I'm more interested in why this gets you so bent out of shape.
After all, spirits aren't an oppressed minority in the real world.
Someone in a game fandom being upset by hostile attitudes and mischaracterizations of a game character? Goodness forbid. A whole bunch of people here and elsewhere in the fandom get "bent out of shape" about a whole bunch of things. And the attitudes and rhetorics I've encountered sometimes are painfully similar to views about some real-world marginalized groups. The whole "there's only one way to have worth and value as a person, and you're not it because you're not like me and don't do what I want you to" that much of it boils down to is exactly the same.

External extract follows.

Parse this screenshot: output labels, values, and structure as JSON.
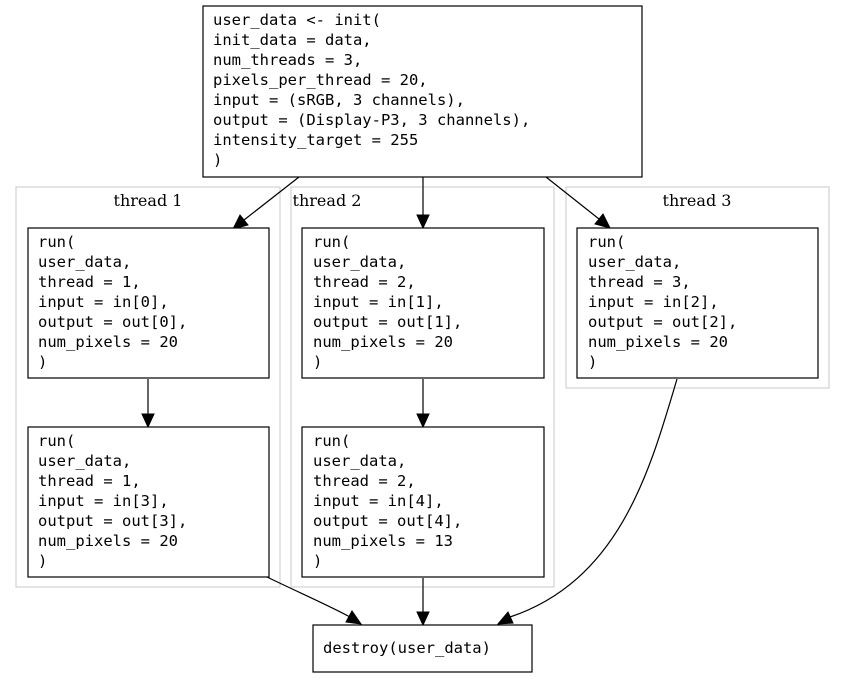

In regards to Solas, he warns you not to get involved with him. It's Lavellan's own fault for pushing him into something he knew would end badly, so trickster or not, he cared enough and I don't see that as selfish.
The "selfish, abusive and controlling" accusations about Solas I mentioned were in regards to Cole (which is totally nonsensical) and not the romance ... but it wouldn't surprise me if some people project their resentment of him dumping them onto his behavior towards everyone else. I do have my issues with him, but his relationship with Cole easily shows the best of him IMO.
I can't comment on the romance since I've no interest in it, but as a brief aside I'd say that saying "I warned you" isn't really enough to shift the blame on the other person.
And he understands Cole because of his relations with spirits, so he wants what he feels is best for him, but Varric too wants what he thinks is best for him. He saw a spirit become human and feels he should continue down that path, and Soals wants him to embrace what he was meant to be. I feel like the Inquisitor was standing between the 2 men staring at her, waiting for her to pick their side like in a sports game. I feel that the choice should have been Cole's, not mine.
Yeah ... they're both "selfish" in the sense that they have a strong preference for one side of Cole and want to preserve that. Though if anything it was Varric who is "worse" about it in my eyes, so it's odd to me that these people think he is Cole's perfect friend and Solas is the badguy.
Since before his personal quest, we can encourage him to be either more spirit or human, by the time the choice is made, Cole should decided based on how you taught him. If he wanted to be more human because you told him to not kill anyone, to speak normally, talk to the girl... then that's why he's human. If he wants to be more spirit-like, it's because you told him to be himself, kill the man out of mercy, make the girl forget... I always felt there had to be a reason you were given the chance to teach him to be more one way or encourage the other, but nothing ever comes of it. You can even encourage him to keep sneaking around to help people, or consider showing himself. Yet in the end it's the Inquisitor that chooses his fate. It feels wrong.
See, I never really saw any of the scenes with him in that way. The "make him more human" thing in his quest struck me as coming completely out of the blue, and I'm admittedly not a big fan of the way the game presents some of its binary choices or of the way the "influence a companion's personality" cases have been handled in the series. (Hello, Leliana-trainwreck.) In this case, there are some valuable messages that Cole can benefit from no matter what path he takes in the end. Approaching people without startling them is one, as is friends having faith in him even when he stumbles instead of just telling him "don't do this, or that, or that".
Though as I think we discussed before, I agree that the way the choice is presented as it is, is really jarring because it's so disrespectful. He's right there, boys, he can hear you, he needs our support and not us fighting over him.
(Regarding the Inquisitor's reaction to the "odd things" he does -- isn't "you're doing good but you don't need to hide" the only feedback you can give him?)
Most of the time, I figure that since he would go back if he could, Cole's stuck as a physical being, unless someone finds a way to undo it. Since no one, including Cole himself, knows how to send him back, I figure Varric can show him how to make the best of what he's got. Solas can go back, anytime he wants, so it's easy for him to offer advice. He can't show Cole how to live in the world he's going to continuously alienate himself from, though.
Cole can return to the Fade on the spirit-path, and mentions it with relief and joy, but still decides to stay. The fact that he has that option is one reason why I prefer this choice. You raise an interesting point, though, and now that I think about it, it is something that should probably have been discussed at some point because "spirit unhappily stuck in the physical world" is a recipe for bad news. Maybe Solas with all his knowledge of spirits realized that Cole is still quite badly hurt from his past and its mistakes (which is pretty damn obvious after all, though the underlying cause i.e. the original Cole's death is not) and needs time and support to heal from it, at which point the ability to return to the Fade if he so desires would hopefully come back to him?